At 77, though still virile enough to be slapped with a sexual harassment suit, the widowed Levine believes it's time to relinquish some of his business chores and large shares of stock to his three daughters.

The three offspring are something else. Rikki, the severe, professional oldest, has an MBA from Wharton and is a walking compendium of Economics 101 clichés. Bobbi, the middle one, is flighty and bubbly, drawn to each new fad like a moth to a flame. And Jami, the youngest, is a self-proclaimed "radical dyke," who wears her lesbianism, tattoos and four-letter vocabulary like medals in her war against bourgeois pieties.

Following the original, Levine/Lear asks each daughter to say something nice about him, as he turns over parts of his empire. The two older daughters comply, but Jami curses the old man as a capitalist exploiter and neo-Nazi.

The charade is barely over when Rikki, wielding the sexual harassment suit like a cudgel, pushes her father out of the business and into the Cornwall Jewish Home for the Aged.

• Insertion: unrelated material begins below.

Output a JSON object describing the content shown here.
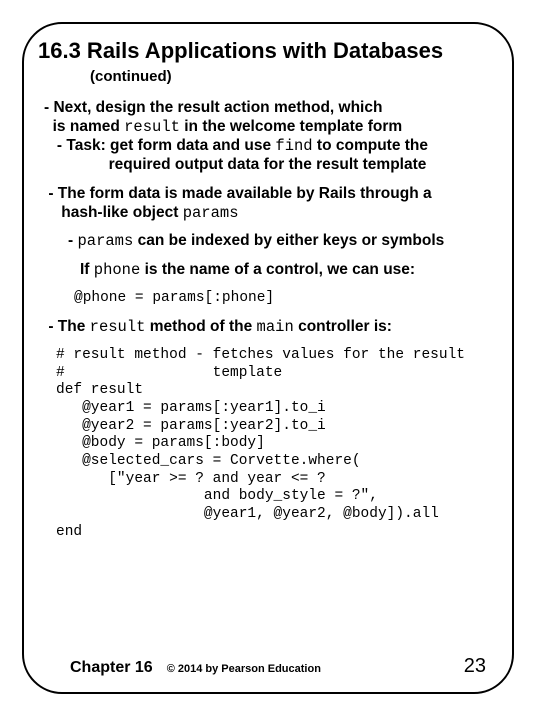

So much for the first act, in which Sammy Shore essays the title role, and Bari Hochwald, each of the three disparate daughters in turn.

Shore, founder of the Comedy Store in Hollywood, owes much of his reputation as a warm-up act for headline entertainers, from Elvis to Barbra. In line with this specialty, Shore plays King Levine at a frantic, almost desperate pace, leaning heavily on Jewish shticks and alternating toupees.

Hochwald is more subdued and proves herself a notable quick- change artist in her three roles, but, even here, the play's protagonists come across as caricatures.

Fortunately, in the second act, the knockout pace slows down. The radical Jami and her father discover their long-repressed affection for each other, and she abets his breakout from the "old Jew jail."

Thanks to this King Lear plot turn, and Joe Bologna's direction, Shore and Hochwald are allowed to escape the frantic verbal barrage and show some genuine human sentiments.

Despite heroic efforts, Levine can't regain control of his bialy business from his scheming older daughters. But since this is Hollywood, and not the Old Globe, he gets a second chance to plan for a new empire of his own.